If you really don't want them then find a way to change the rules of the game so HFT doesn't work. I suggested one way but it might not actually fit investor needs. Your idea to tax the transactions would probably work. If the transactions cost enough then HFT guys can't make a profit off small changes. Of course, that adds an extra cost for everybody. Would it be enough to tax away the whole profit if that profit is small enough per share and otherwise leave it alone?

Whatever changes you want to make, try to look at the whole picture and try to get it clear that it will be an improvement for itself. If the main purpose is to get rid of HFT, there's always the chance it won't work, and there's the chance it will open up new scams etc. So you don't want to do it just to get rid of HFT, because if you make a mistake the costs could be huge and the evidence that HFT is particularly harmful is weak. Get rid of HFT as a side effect of something that you firmly believe is useful for its own sake.

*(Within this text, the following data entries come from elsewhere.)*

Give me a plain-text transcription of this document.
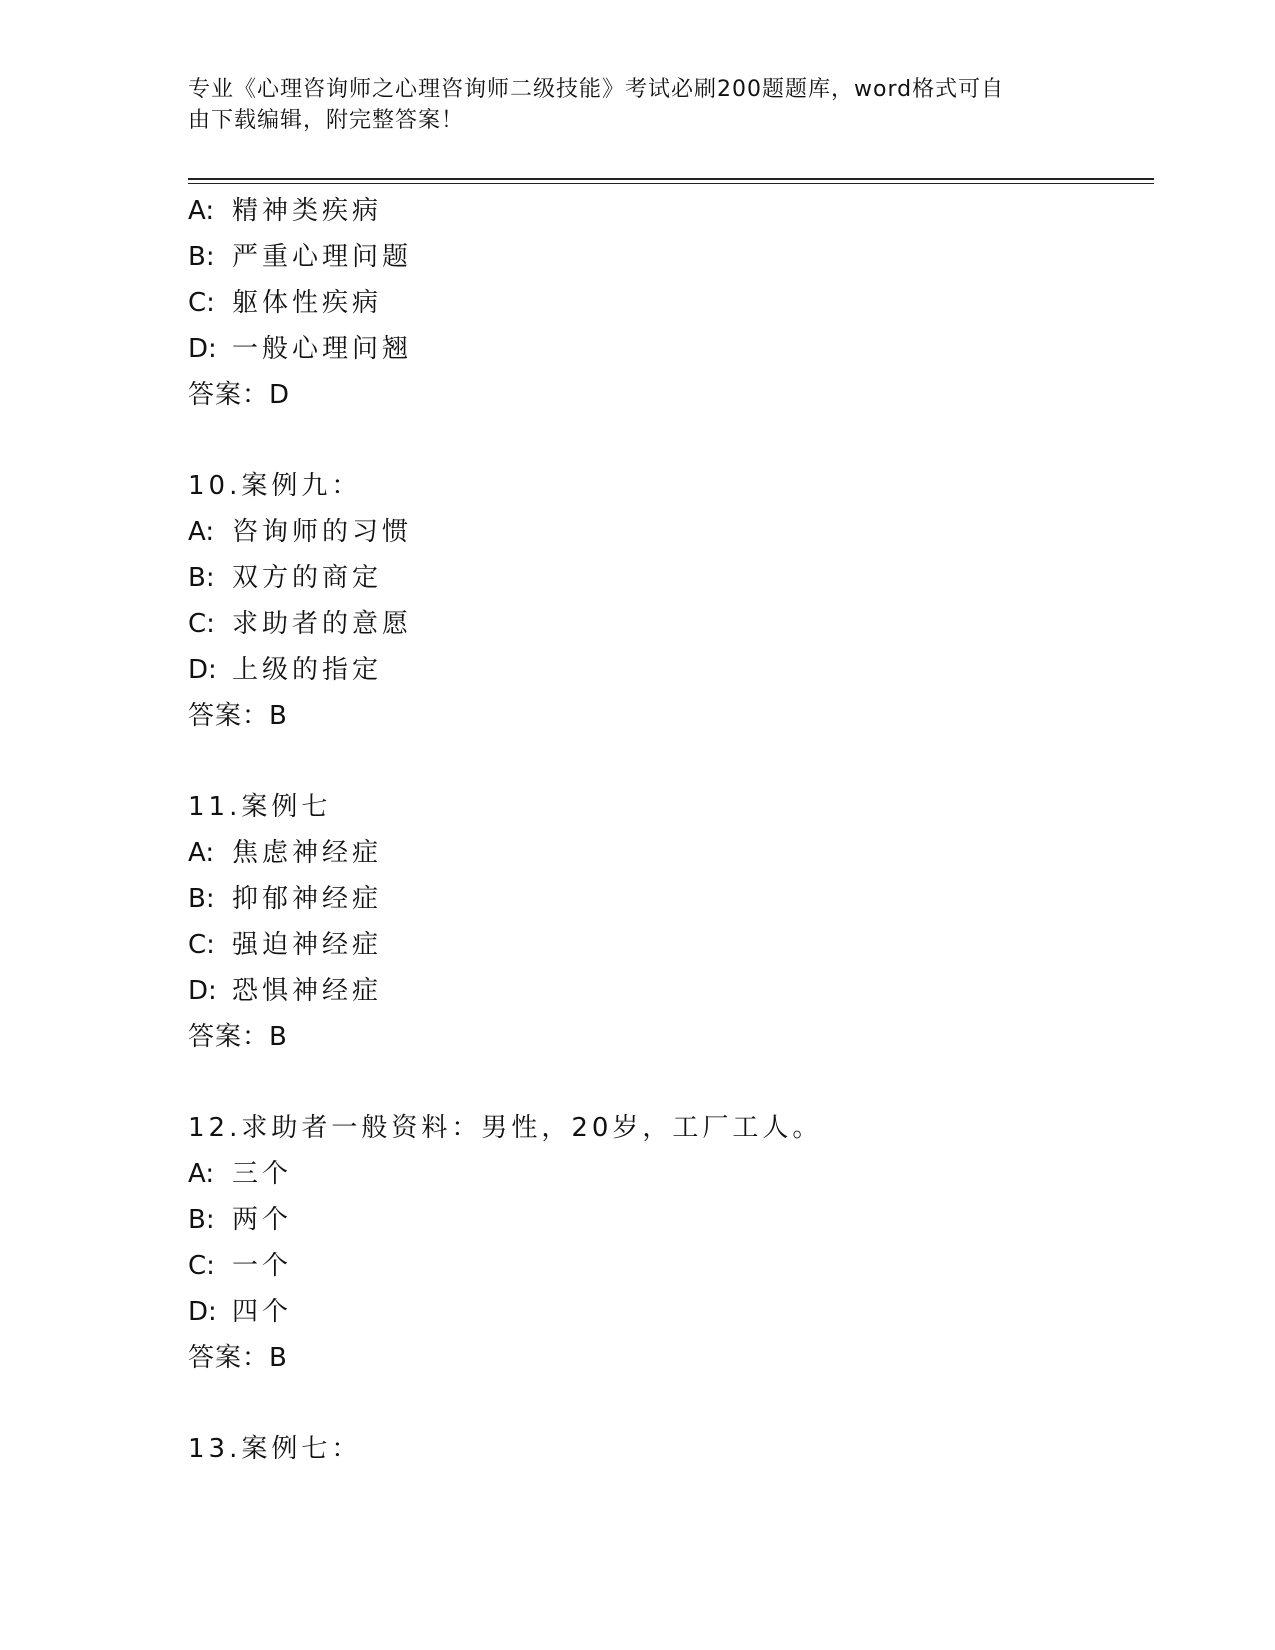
专业《心理咨询师之心理咨询师二级技能》考试必刷200题题库，word格式可自
由下载编辑，附完整答案！
A: 精神类疾病
B: 严重心理问题
C: 躯体性疾病
D: 一般心理问翘
答案：D
10.案例九：
A: 咨询师的习惯
B: 双方的商定
C: 求助者的意愿
D: 上级的指定
答案：B
11.案例七
A: 焦虑神经症
B: 抑郁神经症
C: 强迫神经症
D: 恐惧神经症
答案：B
12.求助者一般资料：男性，20岁，工厂工人。
A: 三个
B: 两个
C: 一个
D: 四个
答案：B
13.案例七：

And it really wouldn't hurt if you pu in a few teraflops of simulations looking for ways to scam your new system. Because whether you do that or not, somebody else will.

Here's a good story on HFT and claims that the placing of orders that are immediately cancelled/never meant to be filled are designed to gather information that other market participants don't have:

"they intentionally probed the market with tiny orders that were immediately canceled in a scheme to gain an illegal view into the other side's willingness to pay."